Ed Leamer, economista da University of California em Los Angeles, chamou essa divisão de “especialistas versus os sem formação específica”. Um modo melhor de ver isso é a crescente divisão entre os que desfrutam um trabalho de maior capacitação e remuneração mais alta no setor criativo e os que têm um trabalho de menor qualificação e remuneração mais baixa.
Não é coincidência que esses sejam os dois setores da economia dos Estados Unidos que estão apresentando rápido crescimento. A seus 10 milhões de novos empregos do setor criativo, a economia norte-americana agregará mais 5 milhões de empregos de serviços, na maioria de baixa remuneração, na próxima década –inclusive 735 mil pessoas em vendas de varejo, 550 mil trabalhadores em serviços de alimentação, 470 mil representantes em atendimento ao cliente, 440 mil serventes dedicados à limpeza, 375 mil garçons e garçonetes e 230 mil jardineiros e garis.
Números impressionantes: até a pessoa levar em conta que esses empregos remuneram um terço do que é pago aos funcionários em cargos criativos e metade do que os trabalhadores industriais recebem.
À medida que os Estados Unidos perdem outro meio milhão de empregos industriais de alta remuneração na próxima década para a automação, maior eficiência e terceirização, seu mercado de trabalho está essencialmente se separando em duas classes econômicas distintas: trabalho criativo de elevada qualificação e alta remuneração e trabalho de baixa qualificação e remuneração muito mais baixa na economia de serviços.
A tarefa com que deparam os líderes econômicos do século 21 não é simplesmente como estimular a tecnologia e a inovação, mas como recriar o grande pool de empregos de alta remuneração, mas relativamente de baixa qualificação, que antes era a marca distintiva de nossa ampla sociedade de classe média.

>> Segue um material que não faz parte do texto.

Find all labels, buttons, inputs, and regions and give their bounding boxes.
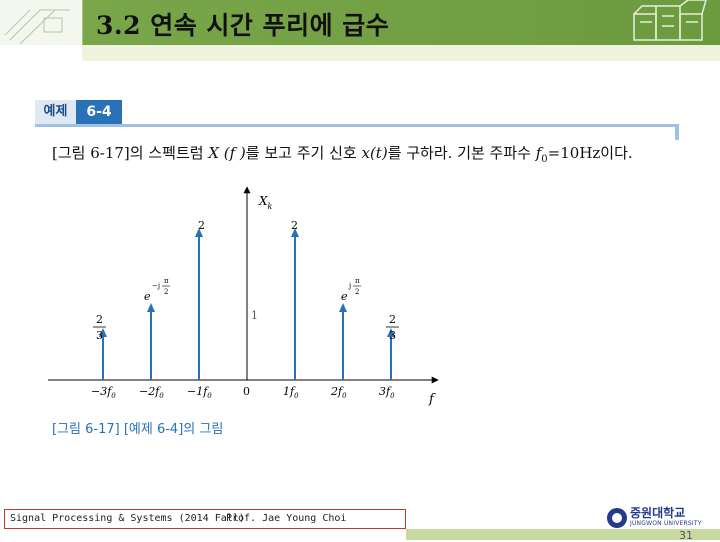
svg-text:2: 2 [164,288,168,296]
svg-text:2: 2 [96,313,103,326]
problem-mid2: 를 구하라. 기본 주파수 [387,144,536,162]
example-label: 예제 6-4 [35,100,122,124]
svg-text:2: 2 [355,288,359,296]
tick-label-km2: −2f0 [139,385,164,400]
problem-prefix: [그림 6-17]의 스펙트럼 [52,144,209,162]
slide-title: 3.2 연속 시간 푸리에 급수 [96,11,390,40]
svg-text:3: 3 [96,329,103,342]
logo-english-name: JUNGWON UNIVERSITY [630,520,702,527]
tick-label-k0: 0 [243,385,250,398]
tick-label-k1: 1f0 [283,385,299,400]
example-number: 6-4 [76,100,122,124]
value-label-plus-2: e j π 2 [341,277,361,303]
svg-text:π: π [164,277,169,285]
value-label-plus-1: 2 [291,219,298,232]
svg-text:−j: −j [152,282,160,290]
header-band [82,45,720,61]
university-seal-icon [607,507,627,528]
problem-statement: [그림 6-17]의 스펙트럼 X (f )를 보고 주기 신호 x(t)를 구… [52,144,633,165]
svg-text:e: e [144,290,151,303]
tick-label-km3: −3f0 [91,385,116,400]
spectrum-plot: Xk f −3f0 −2f0 −1f0 0 1f0 2f0 3f0 2 2 1 2 3 2 … [48,186,439,407]
page-number: 31 [679,529,693,542]
tick-label-k2: 2f0 [330,385,347,400]
stem-head-km1 [195,228,203,237]
example-tag: 예제 [35,100,76,124]
svg-text:π: π [355,277,360,285]
value-label-minus-3: 2 3 [93,313,106,342]
tick-label-km1: −1f0 [187,385,212,400]
value-label-minus-2: e −j π 2 [144,277,170,303]
stem-head-k1 [291,228,299,237]
x-axis-label: f [428,392,436,407]
svg-text:e: e [341,290,348,303]
problem-signal-symbol: x(t) [361,144,388,162]
stem-head-k3 [387,327,395,337]
logo-korean-name: 중원대학교 [630,506,686,520]
y-axis-label: Xk [258,194,273,211]
problem-f0-symbol: f [535,144,542,162]
footer-course: Signal Processing & Systems (2014 Fall) [10,513,245,524]
stem-head-km3 [99,327,107,337]
value-label-plus-3: 2 3 [386,313,399,342]
stem-head-k2 [339,303,347,312]
footer-professor: Prof. Jae Young Choi [226,513,347,524]
footer-box [4,509,406,529]
example-divider-end [675,124,679,140]
tick-label-k3: 3f0 [379,385,395,400]
slide-header [0,0,720,45]
svg-text:2: 2 [389,313,396,326]
value-label-zero: 1 [251,309,258,322]
header-left-decoration [0,0,82,45]
stem-head-km2 [147,303,155,312]
svg-text:j: j [348,282,351,290]
footer-bar [406,529,720,540]
figure-caption: [그림 6-17] [예제 6-4]의 그림 [52,422,224,437]
example-divider [35,124,675,127]
header-right-decoration [622,0,720,45]
university-logo: 중원대학교 JUNGWON UNIVERSITY [607,507,702,528]
value-label-minus-1: 2 [198,219,205,232]
problem-suffix: =10Hz이다. [547,144,633,162]
problem-mid: 를 보고 주기 신호 [245,144,362,162]
problem-spectrum-symbol: X (f ) [208,144,246,162]
spectrum-figure: Xk f −3f0 −2f0 −1f0 0 1f0 2f0 3f0 2 2 1 2 3 2 … [48,185,448,415]
svg-text:3: 3 [389,329,396,342]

Uma vez que nem todos podem ser cientistas, artistas ou profissionais, e que grande número dos empregos industriais simplesmente não voltará, a melhor estratégia pode ser transformar os milhões de novos empregos do setor de serviços que a nossa economia está gerando em empregos seguros, respeitáveis e de alta remuneração.
Quando perguntei a alunas minhas se prefeririam ter um emprego bom e altamente remunerado numa metalúrgica ou um emprego temporário com remuneração mais baixa em um salão de beleza, elas esmagadoramente preferiram o último, pois é um trabalho criativo mais recompensador psicologicamente falando.
De fato, enquanto os programas de treinamento vocacional para torneiros mecânicos estão implorando por alunos, as aulas de cosmetologia estão com gente saindo pelas janelas.
A questão não é que os empregos de cabeleireiro sejam inerentemente melhores do que os de fábrica, mas que nossa única possibilidade de evitar uma sociedade de duas classes é tornar os empregos em serviços melhores e com maior remuneração para a classe média. E os empregos em serviços pessoais –manicure, jardineiro, massagista, entre outros– são provavelmente os menos vulneráveis à terceirização.
Há os que dizem que as forças do mercado conspiram para manter baixos os salários desses empregos, e outros que afirmam que a única maneira de melhorá-los é com intervenção maciça do governo. Entretanto, empresas de todos os Estados Unidos e do mundo –da Starbucks e da Whole Foods à Target e à Container Store– estão bolando estratégias para melhorar o trabalho em serviços. Elas estão aumentando os salários e benefícios e capacitando os funcionários a usar seus talentos criativos para atender melhor os clientes –sem falar no que isso melhora o resultado financeiro final.
Talvez o melhor exemplo seja a Best Buy, que emprega 90 mil pessoas e é a maior varejista do mundo especializada em produtos eletrônicos de consumo, com vendas anuais de cerca de US$ 25 bilhões.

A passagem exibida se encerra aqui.